Sunday I rode a chunk of the Mons Trail in Morgantown, WV. it rained most of the way up and back so not a lot of shots from the trail but a few nice ones. So in no particular order


----------



## MB1 (Jan 27, 2004)

Those are nice photos, I am a sucker for flowing water, critters and empty trails. How long is it?


----------



## Farmertan (Feb 5, 2005)

MB1 said:


> Those are nice photos, I am a sucker for flowing water, critters and empty trails. How long is it?


I was just in Morgantown visiting friends this past week and was really surprised by the trail system. This trail connects up with several other relatively recent rails-trails conversions to create over 56 miles of trails. The Mons trail runs from south of Morgantown north over the PA line. The eventual plan is to link up with downtown Pittsburgh.
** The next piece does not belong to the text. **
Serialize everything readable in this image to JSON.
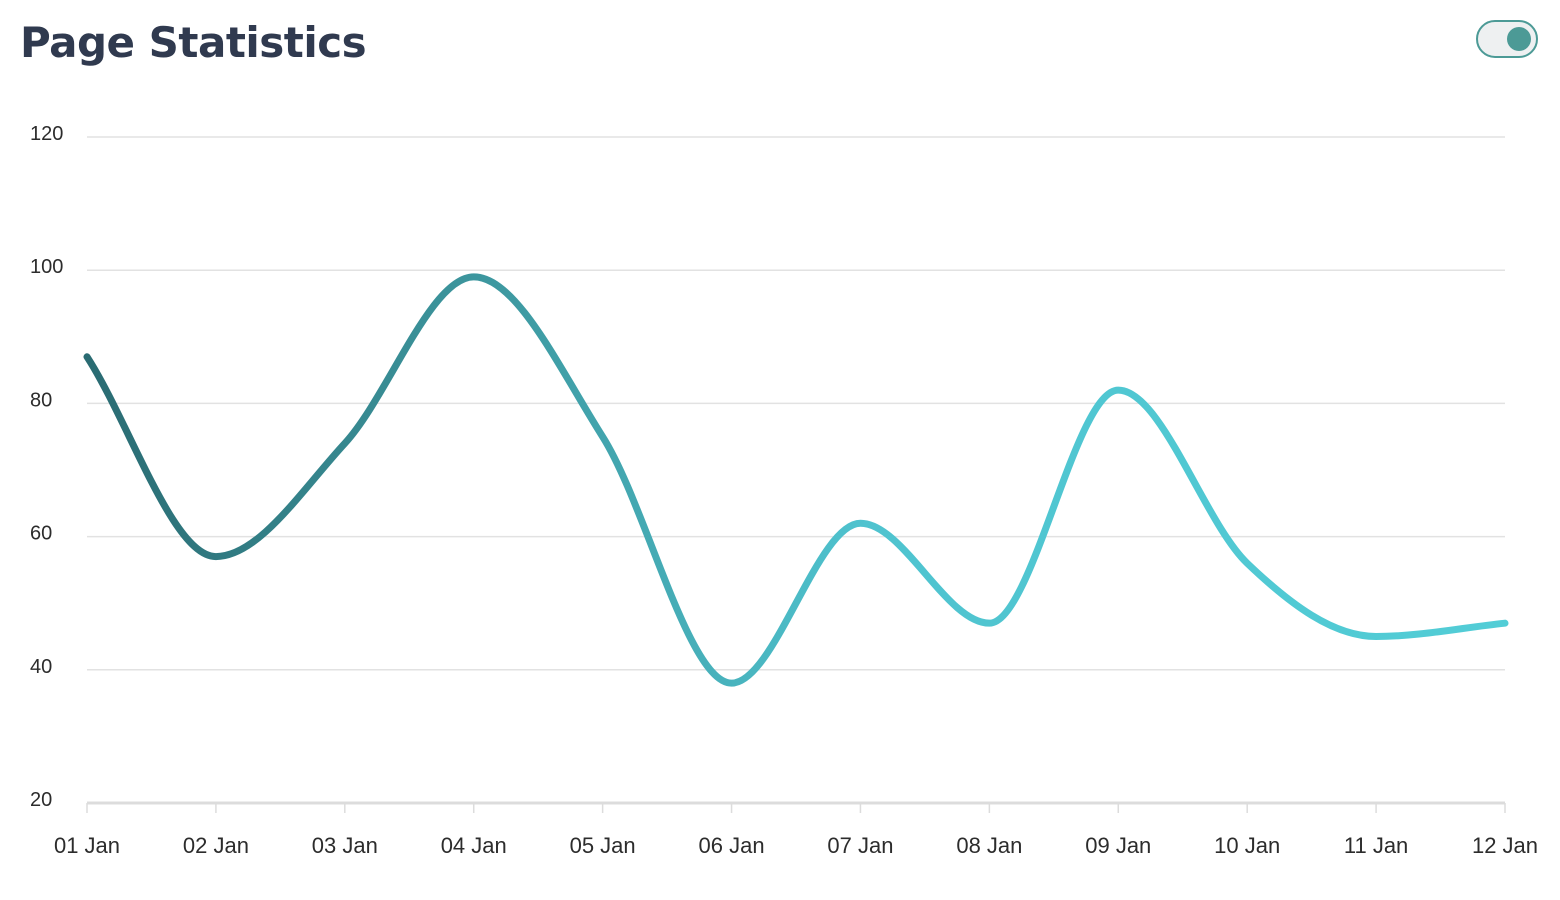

We stayed in a hotel right on the trail while we were there. It wasn't until while we were checking out that I realized the hotel had bikes available for use by guests, so I only got to explore about 2 miles of the trail by foot. Not a whole lot of traffic on it and it offers some rare flat sections in hilly WV.


----------



## shog (Feb 27, 2006)

I rode about 16 miles of it, I was meeting some friends for dinner and had to boogie on back to the hotel so I didn't finish the entire trail. Nice trail feels very remote lot's of wildlife views of the river are very scenic. The trail is very flat so you can roll along pretty good, it was getting a little soft from the rain on the way back so it made for a bit of a slog fest. Very nice ride, I think I'll head back there this fall and do the entire trail system. http://www.montrails.org/


----------